While the overlap of temperance and suffrage causes may have brought more women into the fight for both, it also resulted in strong opposition to equal rights from a well-funded liquor lobby. In Washington territory, women were granted voting rights by the legislature in 1883. Empowered with this political success, they quickly took up the temperance charge to close brothels and saloons across the state. Cities including Seattle began to lose tax revenue from the closures. Powerful saloon owners rallied to mount legal challenges to women's voting rights and overturned the law through the territorial supreme court in 1887. At the 1889 statehood convention, proposals for temperance and suffrage were both defeated again with successful pressure from the liquor lobby. Their fears were not unfounded; after suffrage finally passed in Washington in 1910, women continued to successfully advocate for prohibition. Although Tacoma voted against the initiative, a statewide ban on alcohol manufacture and sales passed in 1914.

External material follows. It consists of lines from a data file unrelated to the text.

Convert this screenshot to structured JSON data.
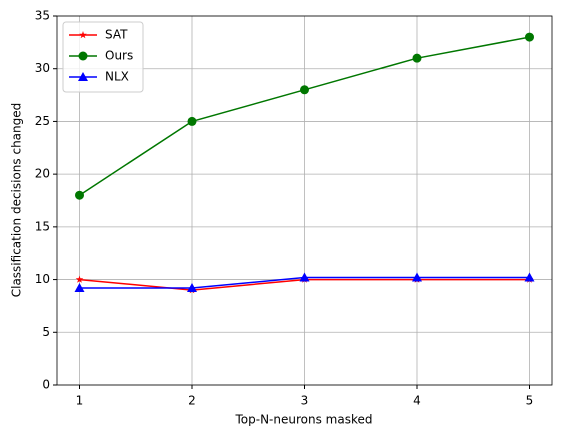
{
  "chart_data": {
    "type": "line",
    "x_label": "Top-N-neurons masked",
    "y_label": "Classification decisions changed",
    "x": [
      1,
      2,
      3,
      4,
      5
    ],
    "series": [
      {
        "name": "SAT",
        "color": "#ff0000",
        "marker": "star",
        "values": [
          10,
          9,
          10,
          10,
          10
        ]
      },
      {
        "name": "Ours",
        "color": "#007700",
        "marker": "circle",
        "values": [
          18,
          25,
          28,
          31,
          33
        ]
      },
      {
        "name": "NLX",
        "color": "#0000ff",
        "marker": "triangle",
        "values": [
          9.2,
          9.2,
          10.2,
          10.2,
          10.2
        ]
      }
    ],
    "xlim": [
      0.8,
      5.2
    ],
    "xticks": [
      1,
      2,
      3,
      4,
      5
    ],
    "ylim": [
      0,
      35
    ],
    "yticks": [
      0,
      5,
      10,
      15,
      20,
      25,
      30,
      35
    ],
    "grid": true,
    "legend": "upper-left"
  }
}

From Spiritualism to Free Thinkers
While the suffrage and temperance movements continued to gain momentum in the early 1900s, the popularity of Spiritualism began to wane. This shift in religious beliefs can be seen clearly in the Carr family records of Job's descendants. A family scrapbook records Job and Rebecca, as well as three of their children Anthony, Marietta, and Margaret as Spiritualists. Their daughter-in-law Jane Bradley Carr who initiated the scrapbook, however, lists herself, her husband Howard, and their children (Job's grandchildren) as "Free Thinkers."

In the Carr Family Register begun by Jane Elizabeth Bradley Carr, she describes her own religious affiliation as "Free Thinker." From the Carr Family archives.

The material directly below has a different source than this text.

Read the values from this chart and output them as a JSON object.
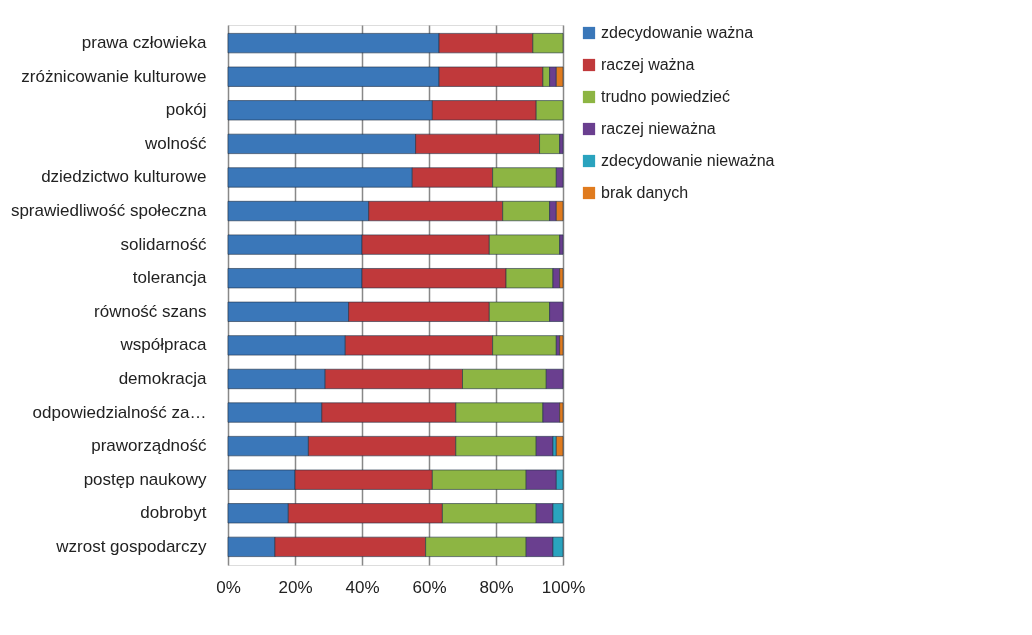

Free Thinkers were not an organized religious movement, but this trend also overlapped with leaders in the suffrage and women's rights efforts. There is no unified definition for the beliefs of Free Thinkers, but they leaned toward scientific skepticism, separation of church and state, and social justice. Suffrage leaders Elizabeth Cady Stanton and Matilda Joslyn Gage were both proponents of Free Thought. As the Free Thought movement developed it became more closely aligned with secularism and humanism.
About the Author
Holly Stewart began working as the Program Manager at Job Carr Cabin Museum in 2013. She earned a bachelor’s degree from Gonzaga University and a master’s degree from University of Washington Bothell. Her career has spanned the public, private and nonprofit sectors with a focus on education, communications, and community outreach. She enjoys sharing her love for local history with students of all ages.